Jim Candela jcandela at prodigy.net
Sat Jan 17 15:16:39 EST 2009


Ray,

   I looked at the 100v service manual and here is what they say:

"Poor sideband suppression is generally caused by ''open'' 6 mfd
50V electrolytic capacitors in the plug-in hid CAPS assembly.
If the modulator capacitors appear to be good, remove the PS-2
and take off the cover.
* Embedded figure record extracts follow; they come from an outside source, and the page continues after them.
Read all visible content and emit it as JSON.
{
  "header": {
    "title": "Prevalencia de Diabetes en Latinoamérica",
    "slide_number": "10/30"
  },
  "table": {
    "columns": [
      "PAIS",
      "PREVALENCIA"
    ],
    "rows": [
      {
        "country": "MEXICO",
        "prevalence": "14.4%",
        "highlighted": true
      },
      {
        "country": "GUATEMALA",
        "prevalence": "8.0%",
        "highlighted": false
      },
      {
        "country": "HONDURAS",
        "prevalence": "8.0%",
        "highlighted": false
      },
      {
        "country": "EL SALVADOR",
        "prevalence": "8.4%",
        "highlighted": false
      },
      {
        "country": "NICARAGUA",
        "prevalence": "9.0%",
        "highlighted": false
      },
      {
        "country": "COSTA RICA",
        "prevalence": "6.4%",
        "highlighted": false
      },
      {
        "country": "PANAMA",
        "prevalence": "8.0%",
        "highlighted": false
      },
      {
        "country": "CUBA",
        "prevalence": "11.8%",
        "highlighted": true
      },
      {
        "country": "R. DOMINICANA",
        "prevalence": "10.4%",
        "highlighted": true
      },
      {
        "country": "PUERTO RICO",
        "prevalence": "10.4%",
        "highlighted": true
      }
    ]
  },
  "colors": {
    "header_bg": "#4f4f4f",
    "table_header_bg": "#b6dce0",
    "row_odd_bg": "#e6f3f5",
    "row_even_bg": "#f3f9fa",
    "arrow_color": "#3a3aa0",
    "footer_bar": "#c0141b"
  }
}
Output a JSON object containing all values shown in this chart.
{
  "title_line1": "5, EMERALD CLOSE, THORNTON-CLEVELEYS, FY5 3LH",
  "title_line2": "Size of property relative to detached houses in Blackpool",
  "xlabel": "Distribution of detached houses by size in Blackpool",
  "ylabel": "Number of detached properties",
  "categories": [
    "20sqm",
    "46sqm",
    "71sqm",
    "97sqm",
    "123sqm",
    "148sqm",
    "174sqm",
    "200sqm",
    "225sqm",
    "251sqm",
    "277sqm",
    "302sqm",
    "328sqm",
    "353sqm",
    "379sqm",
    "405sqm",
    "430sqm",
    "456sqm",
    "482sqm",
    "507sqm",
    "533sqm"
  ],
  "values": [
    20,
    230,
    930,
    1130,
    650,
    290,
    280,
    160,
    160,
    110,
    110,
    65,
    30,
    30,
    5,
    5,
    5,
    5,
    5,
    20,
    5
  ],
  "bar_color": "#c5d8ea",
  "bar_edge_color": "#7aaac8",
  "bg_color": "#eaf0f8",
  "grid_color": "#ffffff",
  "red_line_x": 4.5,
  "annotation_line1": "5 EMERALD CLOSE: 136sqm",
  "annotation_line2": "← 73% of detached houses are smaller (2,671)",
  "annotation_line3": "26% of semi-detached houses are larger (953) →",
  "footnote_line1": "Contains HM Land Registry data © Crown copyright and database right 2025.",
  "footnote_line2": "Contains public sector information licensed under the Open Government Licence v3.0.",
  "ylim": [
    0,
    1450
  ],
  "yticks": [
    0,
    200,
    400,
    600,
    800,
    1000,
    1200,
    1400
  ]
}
Using a long none pliers, gently pull
on the leads from the mica capacitor that go to the board.
During the original soldering process, the hot wax from the
capacitor case will run down the wire leads to the board and
result in a poor connection.

This treatment should also be applied to the leads that go into  
the 9 prong plug to see that the connections are properly soldered.
Early 100V's   used 3990 ohm, 1 watt, 5% resistors in the plate
circuit of V10, the 12BH7, R146 and R149. These are generally
located underneath the 12BH7 socket, with one end tied to the
center shield. lf the case is discolored on the resistors,
cheek their value and replace with 2 watt 5%, if necessary."

Hope this helps,
Jim
WD5JKO


  ----- Original Message ----- 
  From: brockhouse raymon 
  To: central-electronics at mailman.qth.net 
  Sent: Friday, January 16, 2009 7:39 PM
  Subject: [Central-Electronics] 100V-200V Cabinet


        I am looking for a 100V cabinet. Let me know what you have?  I have a 100V & a 200V, on
        the 100V I can get both sidebands nulled perfect but on the 200V LSB is good and USB not so good or the other way around. I have matched MOD CAPS and Silicon matched diodes. 
        The 2 caps in the PS2 off the plate feeding the PS2 were leaky on both units. One was 4710pf and the other 1850pf. I used 2 silver micas for each to get the proper size and checked the size on a CAP. meter. This worked perfect. If you have a different voltage than 
        .8 votls on the grid of the tube following the PS2  I believe these caps are probably bad. Two of them measured 80 megs on a VTVM but the other two were above 100 meg but replacing them fixed the problem. Both of these CAPS were bad on the 100V & 200V.  Any ideas on getting both sidebands equally down? Thanks.